My two favorites are when Myers is looking at Laurie across the street from her school and when he's standing in the clothes line. Freaky stuff.

I've long been of the opinion that the original is somewhat overrated and that the sequel is very underrated. In some ways, I like the second film better. (Heresy!)

I think if there's a big complaint is that the original's screenplay was written around the frights as opposed to the frights being written around the screenplay. There's a wee bit of chronological issue at times, and the sequel looks as though things were edited in at spots, suggesting that may have been when Carpenter stepped in to do some re-do's. I don't really know. The bluray might say.

I think Nick Castle was easily the best with Dick Warlock as honorable mention. Castle's father was a choreographer and it's clear to me some of that rubbed off.

Edit: Halloween was truly a collaborative effort. If one of the pieces isn't there, the whole thing crumbles--the featureless mask from Wallace, the lighting, and even Irwin Yablan looking up to see if the title had even been used, making it synonymous with the day. And yet if not for Carpenter's idea none of it becomes a reality.

In hindsight I don't see how the screenplay could have been developed first. Yablan's deal to Carpenter was to make the film with babysitters, on Halloween, and naturally he and Hill thought of ideas beholden to the holiday.

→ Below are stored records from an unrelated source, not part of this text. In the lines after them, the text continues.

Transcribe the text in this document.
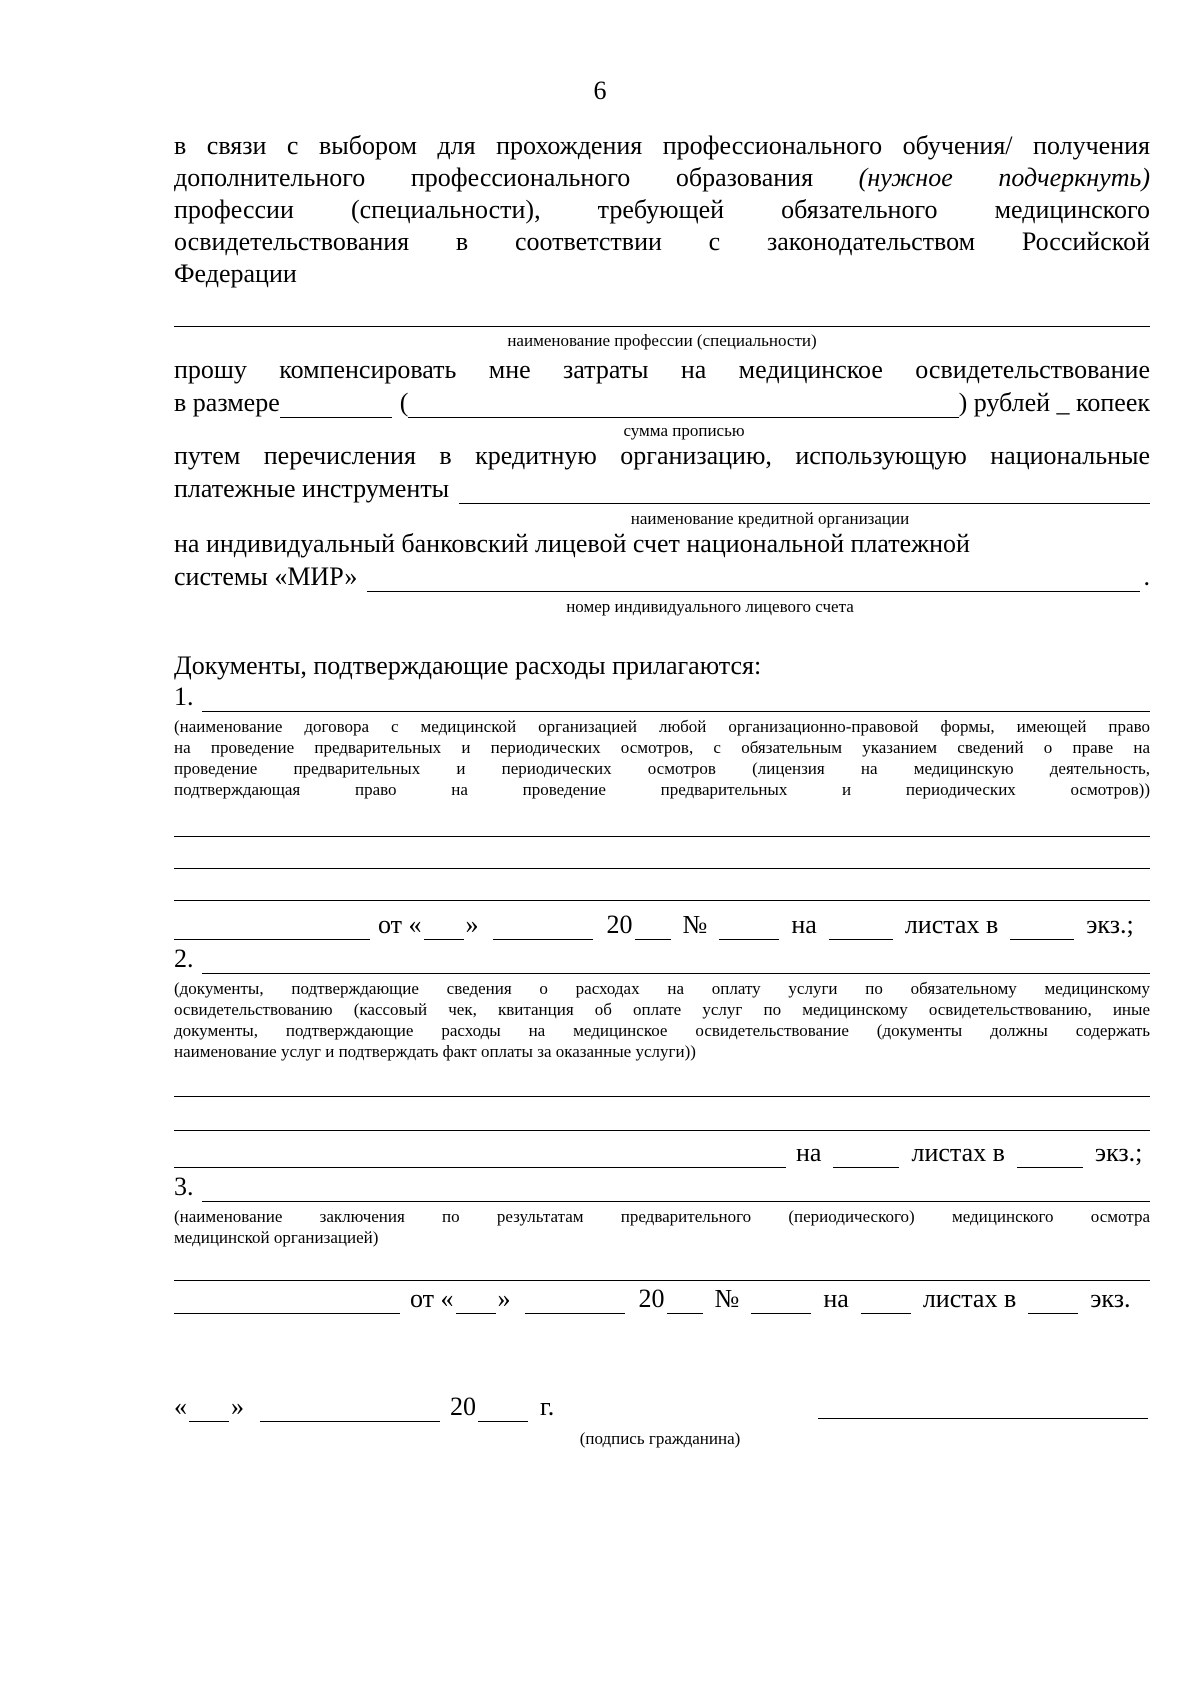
6
в связи с выбором для прохождения профессионального обучения/ получения
дополнительного профессионального образования (нужное подчеркнуть)
профессии (специальности), требующей обязательного медицинского
освидетельствования в соответствии с законодательством Российской
Федерации
наименование профессии (специальности)
прошу компенсировать мне затраты на медицинское освидетельствование
в размере	(	) рублей _ копеек
сумма прописью
путем перечисления в кредитную организацию, использующую национальные
платежные инструменты
наименование кредитной организации
на индивидуальный банковский лицевой счет национальной платежной
системы «МИР»	.
номер индивидуального лицевого счета
Документы, подтверждающие расходы прилагаются:
1.
(наименование договора с медицинской организацией любой организационно-правовой формы, имеющей право
на проведение предварительных и периодических осмотров, с обязательным указанием сведений о праве на
проведение предварительных и периодических осмотров (лицензия на медицинскую деятельность,
подтверждающая право на проведение предварительных и периодических осмотров))
от « »	20 №	на	листах в	экз.;
2.
(документы, подтверждающие сведения о расходах на оплату услуги по обязательному медицинскому
освидетельствованию (кассовый чек, квитанция об оплате услуг по медицинскому освидетельствованию, иные
документы, подтверждающие расходы на медицинское освидетельствование (документы должны содержать
наименование услуг и подтверждать факт оплаты за оказанные услуги))
на	листах в	экз.;
3.
(наименование заключения по результатам предварительного (периодического) медицинского осмотра
медицинской организацией)
от « »	20 №	на	листах в	экз.
« »	20 г.
(подпись гражданина)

Edit 2: Hmm, not sure. Anyway, it was Hill's idea to have Myer's hiding under a bed sheet. FYI

 
 
 Posted:   Sep 25, 2013 - 7:58 PM   
 By:   Reeler   (Member)

By the way, did anyone catch this compelling and humorous talk Jamie Lee Curtis gave on the making of the Halloween and Halloween 2 movies along with her opinion of the the remakes and sequels?



Everything was going fine until she said Jim Cameron's a genius. WTF!